The present disclosure relates to selective voltage binning (SVB) of integrated circuit (IC) chips and, more specifically, to a method for improving SVB accuracy and, thereby IC chip yield and product reliability.
Manufacturing variations may cause one or more parameters to vary between integrated circuits that are formed according to the same design. These variations can affect chip operating frequency (i.e., switching speed). For example, due to variations in the equipment, operators, position on a wafer, etc., a specific parameter may vary between chips built on the same wafer, chips built on different wafers in the same lot, and/or on chips built on different wafers in different lots. If this parameter is, for example, channel length, width, or threshold voltages, the transistors of each chip may be different such that the performance varies (e.g., faster or slower). Chips that are fabricated either at the “slow” end or the “fast” end of a process distribution (e.g., a process-temperature-variation (PVT) space) may not be desirable. For example, chips that are fabricated at the “slow” end of such a process distribution may not meet the desired performance specification (i.e., may not have a fast enough switching speed); whereas chips fabricated at the “fast” end of this process distribution may exhibit excessive power and leakage current. Thus, it is possible to run faster parts at lower voltage and slower parts at higher voltage, in order to reduce the maximum power for the distribution of parts. The division between the fast and slow portions of the distribution (i.e. the cutpoint) is generally determined during the design phase.
Selective voltage binning (SVB) is a technique that was developed in order to reduce power consumption at the “fast” end of the process distribution, while increasing operating speed at the “slow” end of the process distribution. Typically, in SVB, a full process distribution for an IC chip design at a target voltage and a target temperature for the technology at issue and with respect to a target threshold voltage (VT)-type transistor is defined prior to manufacturing (e.g., based on a best case/worst case analysis) or after manufacturing (e.g., based on actual performance measurements taken from performance monitors, such as performance screen ring oscillators (PSROs), associated with the target VT-type transistor on IC chips that are manufactured according to the IC design). It should be understood that a given IC chip design will often incorporate multiple VT-type transistors (e.g., regular threshold voltage (RVT) transistors, high threshold voltage (HVT) transistors, mezzanine threshold voltage (MVT) transistors, super-high threshold voltage (SHVT) transistors, low threshold voltage (LVT) transistors, ultra-high threshold voltage (UHVT) transistors, etc.) and the target VT-type will be one of these different VT-types (e.g., MVT). Additionally, it should be understood that the performance monitors described above can be on-chip performance monitors and/or in-Kerf performance monitors (i.e., performance monitors located in the Kerf-lines between IC chips manufactured on a semiconductor wafer).

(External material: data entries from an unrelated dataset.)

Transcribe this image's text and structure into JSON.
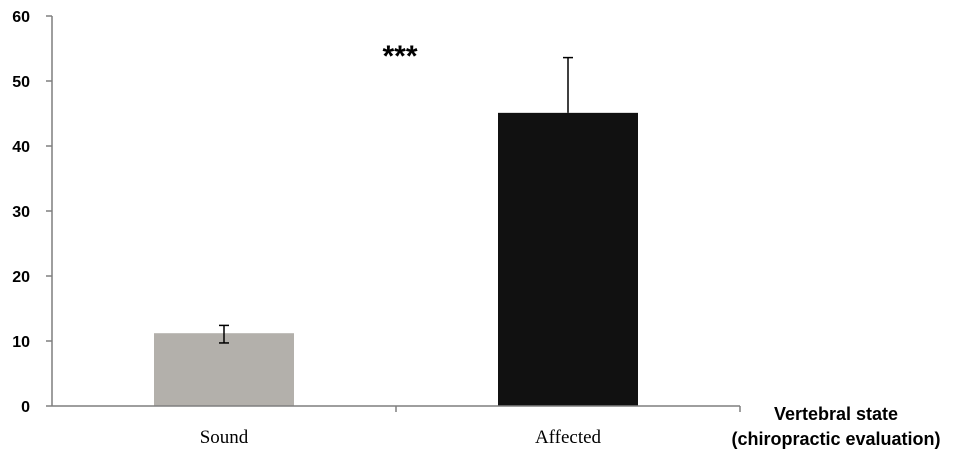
{
  "chart_data": {
    "type": "bar",
    "categories": [
      "Sound",
      "Affected"
    ],
    "values": [
      11.2,
      45.1
    ],
    "error_up": [
      1.2,
      8.5
    ],
    "error_down": [
      1.5,
      0
    ],
    "colors": [
      "#b3b0ab",
      "#111111"
    ],
    "ylim": [
      0,
      60
    ],
    "yticks": [
      "0",
      "10",
      "20",
      "30",
      "40",
      "50",
      "60"
    ],
    "xlabel_line1": "Vertebral state",
    "xlabel_line2": "(chiropractic evaluation)",
    "annotation": "***",
    "grid": false
  }
}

In any case, once defined, the full process distribution is then divided into successive intervals (also referred to as process windows) and different voltage ranges are assigned to each successive interval (i.e., to each process window) such that relatively low supply voltage ranges (minimum supply voltage to maximum supply voltage) within the allowable voltage range for the technology are assigned to intervals at the “fast” end of the process distribution and relatively high voltage ranges are assigned to intervals at the “slow” end of the process distribution. Subsequently, performance measurements are taken from on-chip and/or in-Kerf performance monitors of manufactured IC chips, as discussed above and, based on these performance measurements, the IC chips are sorted into different groups (also referred to as voltage bins) that correspond to different process windows. This process of assigning the IC chips to the different groups that correspond to different process windows based on their specific performance measurements is referred to as selective voltage binning. When such IC chips are shipped for incorporation into products, the voltage ranges associated with their respective voltage bins are noted. Operation of relatively fast IC chips at lower voltage ranges minimizes worst-case power consumption and operation of relatively slow IC chips at higher voltage ranges improves their performance (e.g., increases their operating speed/reduces their delay). Recently, it has been noted that some IC chips throughout the process window distribution fail to meet the performance required for their assigned voltage bin when operated near the minimum voltage allowed for that bin.